I GENERI DEL CINEMA COREANO – Parte II: K-Horror
Come il melodramma, anche l’horror sudcoreano, comunemente conosciuto come K-horror, è donna. Il genere infatti è letteralmente infestato da femmine fantasma dai lunghi capelli neri (gwishin in coreano) e in abito bianco, il più delle volte intente a dare tormento a studenti, adolescenti vari o parenti. E’ che il K-horror è un figlio degenere del melodramma, e come questo ha una forte connotazione sociologica: se il melodramma si caratterizzava per l’unhappy ending, con le cinderella dagli occhi a mandorla costrette al sacrificio catartico per la preservazione del patriarcato e della società sessista, il K-horror sposta l’epilogo funesto nell’oltretomba, con le medesime abusate protagoniste ritornanti nella forma ectoplasmatica della maledizione, per riparare i torti subiti ad opera della comunità o della famiglia e trovare, più che vendetta, il riconoscimento sociale altrimenti negato. Prima di andare oltre, è bene considerare che la simbologia coreana è del tutto diversa da quella mediterranea, già a partire dall’uso dei colori, essendo il bianco il colore associato al lutto, alla morte ed al trapasso, invece del nostro nero, caratteristica questa che proviene dalla cultura giapponese ed in specie dalla religione buddista, dove lo shinishozoku (lett. dal giapponese ”indumento da viaggio”), sobok in coreano, è il vestito bianco, che va fatto indossare alle salme.
Il gwishin, dicevamo, è un fantasma che può mutare secondo i contesti.
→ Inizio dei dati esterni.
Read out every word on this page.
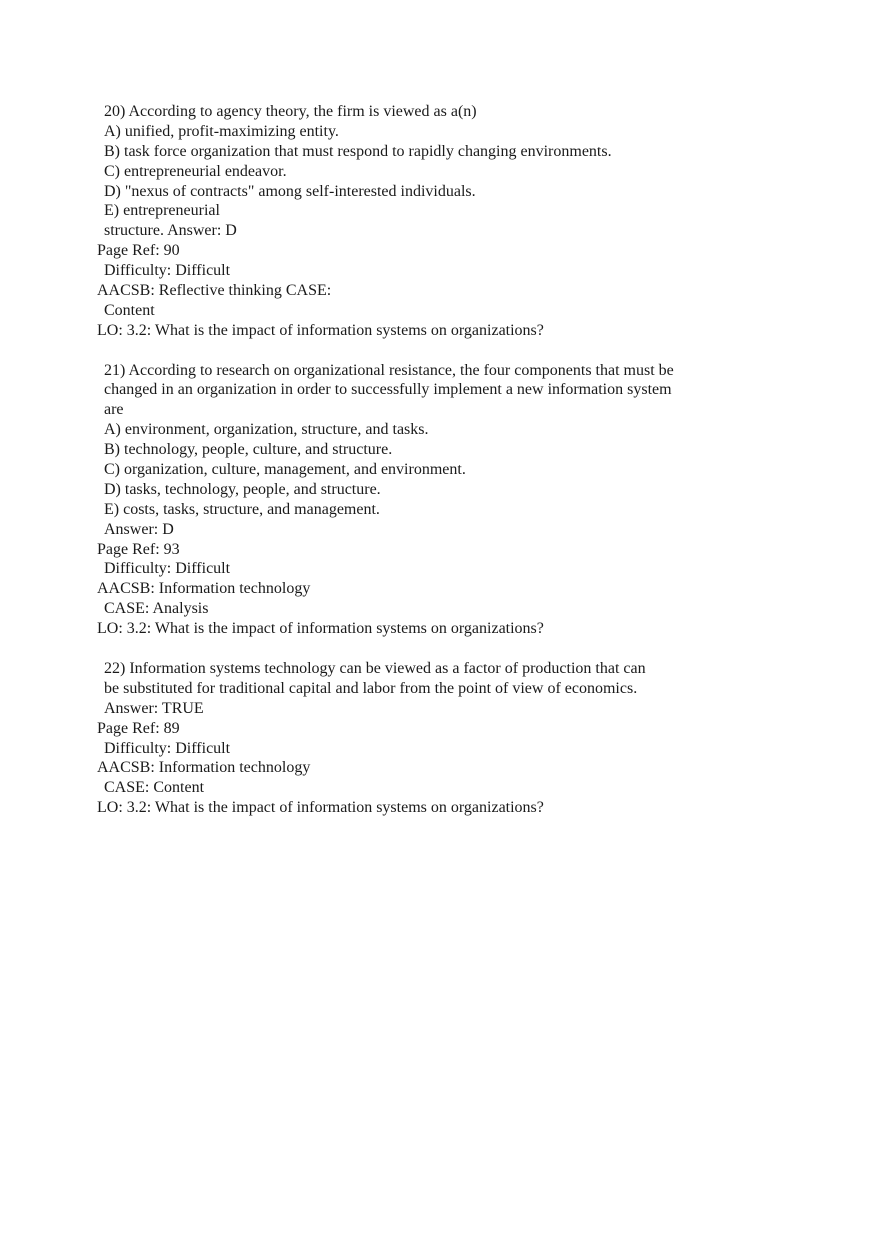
20) According to agency theory, the firm is viewed as a(n)
A) unified, profit-maximizing entity.
B) task force organization that must respond to rapidly changing environments.
C) entrepreneurial endeavor.
D) "nexus of contracts" among self-interested individuals.
E) entrepreneurial
structure. Answer: D
Page Ref: 90
Difficulty: Difficult
AACSB: Reflective thinking CASE:
Content
LO: 3.2: What is the impact of information systems on organizations?
21) According to research on organizational resistance, the four components that must be
changed in an organization in order to successfully implement a new information system
are
A) environment, organization, structure, and tasks.
B) technology, people, culture, and structure.
C) organization, culture, management, and environment.
D) tasks, technology, people, and structure.
E) costs, tasks, structure, and management.
Answer: D
Page Ref: 93
Difficulty: Difficult
AACSB: Information technology
CASE: Analysis
LO: 3.2: What is the impact of information systems on organizations?
22) Information systems technology can be viewed as a factor of production that can
be substituted for traditional capital and labor from the point of view of economics.
Answer: TRUE
Page Ref: 89
Difficulty: Difficult
AACSB: Information technology
CASE: Content
LO: 3.2: What is the impact of information systems on organizations?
Il cheonyeo gwishin è il fantasma di vergine, il massimo della sfiga per una donna, morta senza onorare il talamo nuziale e servire al suo uomo ed alla prosecuzione della specie. Può accadere che il cheonyeo indossi la divisa scolastica, anziché il sobok, ed in questo caso si ha la variazione studentesca sul tema, con gli studenti al posto dei patres familias, senza che muti la sostanza della verginella angariata fino alla morte. Il Mul gwishin invece è invece il fantasma acquatico, di povera sventurata morta sola affogata, che passa il resto dei suoi giorni a cercare compagnia aggrappandosi alle caviglie di ignari bagnanti, di lago o di fiume. Il Gumiho invece è l’anima belluina della donna, è la volpe a nove code che assume sembianze da dark lady narrata nell’antica tradizione orale coreana; per quanto spaventevole, assume anche connotazioni romantiche, in quanto può realizzare il suo obiettivo di umanizzazione definitiva solo sposando un uomo, e nascondendogli la sua animalità – chiara metafora sessuale – per 100 notti continuative. Il Jayuro gwishin, infine, è il fantasma di donna morta investita da auto, che infesta strade statali e provinciali come una povera mercenaria, di vite anziché di sesso a pagamento (ma il riferimento è chiaro).
Ciò detto, andiamo a vedere uno dei primissimi esempi di K-Horror, A Public Cemetery below the Moon (Kwon Chul-hwi, 1967) , con un’ ex prostituta che sposa un rampollo di una famiglia bene, ma la madre di lui ne impedisce l’accettazione sociale seminando sospetti e maldicenze, spingendosi ad ucciderla con veleno letale. La povera sposa cadavere tornerà come spettro cercando, non giustizia, ma l’amore dello sposo ed il pubblico riconoscimento della sua virtù muliebre. Un melodramma a tinte forti quindi, ad ambientazione familiare, dal carattere marcatamente reazionario, che fu come un prototipo, una mosca bianca nel panorama della distribuzione cinematografica coreana. La cultura confuciana dominante, infatti, mal tollerava le esibizioni emozionali di spavento in sala con annesse urla molto poco decorose, ed i k-horror, inizialmente pensati per il pubblico delle stagioni estive, furono gradualmente letteralmente proibiti fino alla seconda metà degli anni ’80. Non è un caso – nota il già citato Chung-Sung Ill nel suo “Four Variations on Korean Genre Film: Tears, Screams, Violence and Laughter – che Whispering Corridors – il film K-horror di maggior successo in patria, con ben 4 sequel, vide la luce nel 1998, l’anno di grazia in cui fu decretata la fine della dittatura militare a Seul. Da allora, ad oggi, il K-horror si è ritagliato uno spazio di assoluta preminenza al box office nazionale ed internazionale, contaminandosi con altri generi quali lo psicothriller (I Saw the Devil) o la critica sociale e politica (Bedevilled) e metabolizzando in chiave del tutto originale i canoni delle horror stories d’Occidente (Thirst, oppure Zombie School). Occorre però sottolineare che gli schemi narrativi, per quanto in fermento ed in grande sperimentazione, restano quelli tradizionali, e le visioni dei K-horror attuali sono radicali, spesso brutali, ma solo raramente efficacemente sovversive.